Por último, el control municipal de la economía es el elemento central. La economía debe volver a ser controlada por formas sociales y políticas de las que se dote la sociedad. Hay que superar la privatización de la economía politizándola y disolviéndola en la esfera cívica. Democracia económica debe significar acceso libre y democrático a los medios de subsistencia, garantía de superación de las necesidades materiales, máxima reducción del cansancio, del trabajo de las fábricas y de la dependencia de la producción centralizada. En una realidad municipalista los medios de producción se integran en la municipalidad en cuanto a elemento material de la estructura institucional. No se trata de privatizar o nacionalizar la economía, sino de conducirla a la órbita de la esfera pública, debiendo formularla el conjunto de la comunidad.
El cambio que aquí se juega es el de la economía (eco-nomos) entendida como gestión, medida y cálculo de la casa/ambiente común (que ha sido la posición del economicismo marxista y liberal) a la ecología (ecologos) entendida como discurso sobre la casa/ambiente común más allá de los ambientes que pueden medirse y calcularse.

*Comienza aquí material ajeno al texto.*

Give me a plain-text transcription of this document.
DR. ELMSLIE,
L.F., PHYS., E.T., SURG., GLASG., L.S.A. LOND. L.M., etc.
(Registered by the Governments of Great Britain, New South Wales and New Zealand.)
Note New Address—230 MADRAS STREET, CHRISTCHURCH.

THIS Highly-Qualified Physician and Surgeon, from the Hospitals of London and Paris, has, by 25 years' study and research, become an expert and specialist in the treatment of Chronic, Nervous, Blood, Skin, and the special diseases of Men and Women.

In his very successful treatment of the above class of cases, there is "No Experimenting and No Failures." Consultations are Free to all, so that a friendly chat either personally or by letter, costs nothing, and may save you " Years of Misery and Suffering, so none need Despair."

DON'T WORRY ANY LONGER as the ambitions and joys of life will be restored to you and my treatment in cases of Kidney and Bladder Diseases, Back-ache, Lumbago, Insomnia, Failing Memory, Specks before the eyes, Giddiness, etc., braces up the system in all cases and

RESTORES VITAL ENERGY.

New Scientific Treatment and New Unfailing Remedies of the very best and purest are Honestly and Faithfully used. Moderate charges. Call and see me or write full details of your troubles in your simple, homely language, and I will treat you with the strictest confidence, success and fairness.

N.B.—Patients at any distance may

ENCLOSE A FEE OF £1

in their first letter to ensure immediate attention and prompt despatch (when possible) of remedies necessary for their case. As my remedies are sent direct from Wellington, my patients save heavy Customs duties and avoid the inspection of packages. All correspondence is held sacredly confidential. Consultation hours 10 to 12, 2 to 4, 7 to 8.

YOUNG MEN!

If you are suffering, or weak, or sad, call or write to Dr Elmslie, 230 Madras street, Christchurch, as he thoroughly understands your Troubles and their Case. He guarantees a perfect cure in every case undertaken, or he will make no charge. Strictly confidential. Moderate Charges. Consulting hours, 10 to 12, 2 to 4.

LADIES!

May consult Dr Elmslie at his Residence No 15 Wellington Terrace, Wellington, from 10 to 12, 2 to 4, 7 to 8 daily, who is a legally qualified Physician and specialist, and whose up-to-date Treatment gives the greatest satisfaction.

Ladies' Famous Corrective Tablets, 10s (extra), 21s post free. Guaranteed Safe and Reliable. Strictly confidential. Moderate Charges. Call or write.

El conflicto, que afecta a toda doctrina económica, entre los valores exclusivos de los bienes que reciben en el mercado y sus valores exclusivos –sentimentales o culturales– que cada individuo y la comunidad de forma discrecional otorgan a esos bienes, se resuelve, en el proyecto municipalista, totalmente a favor de los segundos. De esta forma, se hace claramente más necesaria e interesante la definición de un proyecto confederal, que vaya más allá del aspecto político-institucional para afrontar cuestiones de la gestión del poder y de los problemas derivados de la división social del trabajo.